Interest award. The Sixth Circuit held that the district court abused its discretion by declining to award the participant interest based on its finding that “’the cause for delay is equally shared by both the Pension Fund, which did not initially grant the participant a 30-and-Out benefit, and [the participant], who waited at least sixteen years to even broach the issue.’” The appellate court explained, however, that an award of prejudgment interest is not intended to penalize the trustee but to serve as compensation for the use of money withheld. Thus, the factors to consider in evaluating a claim for interest generally focus on the loss sustained by the participant and the allocation of funds to compensate for the loss, not on the culpability of the fund.
The district court failed to examine the extent of the participant’s economic injury, including determining the rate of inflation over the period the lump-sum was withheld, estimating the increase in the cost of living and considering any other potential measures of his economic injury. On remand, the district court should consider these and similar factors.
Increased benefit. The appellate court upheld the district court’s dismissal of the participant’s claim for a $500 increase in his monthly 30-and-Out benefit. The participant never raised the issue before the plan trustees and thus failed to exhaust his administrative remedies. In addition, the court explained, even if it were to reach the merits of the issue, the record shows that the participant retired too early to claim entitlement to the higher benefits.

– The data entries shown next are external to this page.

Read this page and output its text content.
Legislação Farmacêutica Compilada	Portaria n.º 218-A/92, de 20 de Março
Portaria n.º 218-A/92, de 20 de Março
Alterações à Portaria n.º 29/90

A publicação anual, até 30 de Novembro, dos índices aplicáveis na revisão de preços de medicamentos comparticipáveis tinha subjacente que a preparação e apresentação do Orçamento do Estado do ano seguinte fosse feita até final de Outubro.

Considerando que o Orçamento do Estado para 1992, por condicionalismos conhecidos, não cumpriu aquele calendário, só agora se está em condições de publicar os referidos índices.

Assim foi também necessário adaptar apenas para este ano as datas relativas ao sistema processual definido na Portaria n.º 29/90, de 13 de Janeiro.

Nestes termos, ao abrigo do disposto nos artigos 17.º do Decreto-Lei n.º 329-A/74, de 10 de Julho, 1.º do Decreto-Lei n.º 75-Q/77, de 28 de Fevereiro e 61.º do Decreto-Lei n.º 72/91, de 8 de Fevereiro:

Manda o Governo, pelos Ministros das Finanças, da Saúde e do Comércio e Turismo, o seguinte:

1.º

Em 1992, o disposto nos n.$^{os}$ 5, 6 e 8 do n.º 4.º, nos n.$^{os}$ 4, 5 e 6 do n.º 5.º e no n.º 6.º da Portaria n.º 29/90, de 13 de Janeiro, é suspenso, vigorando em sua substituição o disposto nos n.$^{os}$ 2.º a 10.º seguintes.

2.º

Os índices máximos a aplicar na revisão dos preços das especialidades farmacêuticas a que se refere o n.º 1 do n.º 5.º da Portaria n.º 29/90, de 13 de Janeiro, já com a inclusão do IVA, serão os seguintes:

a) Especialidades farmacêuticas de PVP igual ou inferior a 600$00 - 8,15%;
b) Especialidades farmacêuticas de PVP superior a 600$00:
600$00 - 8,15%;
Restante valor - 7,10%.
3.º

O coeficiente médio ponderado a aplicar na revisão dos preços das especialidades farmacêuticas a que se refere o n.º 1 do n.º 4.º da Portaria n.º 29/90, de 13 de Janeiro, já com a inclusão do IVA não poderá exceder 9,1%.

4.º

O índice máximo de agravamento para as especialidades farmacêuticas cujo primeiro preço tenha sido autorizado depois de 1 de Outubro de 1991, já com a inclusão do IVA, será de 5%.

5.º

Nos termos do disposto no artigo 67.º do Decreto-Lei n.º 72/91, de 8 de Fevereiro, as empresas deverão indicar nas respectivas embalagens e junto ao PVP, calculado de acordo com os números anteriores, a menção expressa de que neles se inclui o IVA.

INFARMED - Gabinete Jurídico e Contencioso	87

Statutory penalties. The appellate court also remanded for further consideration the participant’s assertion that the plan failed to timely provide a “PensionPLUS” booklet. Reviewing the lower court’s ruling for abuse of discretion, the appellate court determined the lower court erred by deciding the participant’s claim based on whether the plan SPD was provided, instead of whether the separate PensionPLUS book was provided.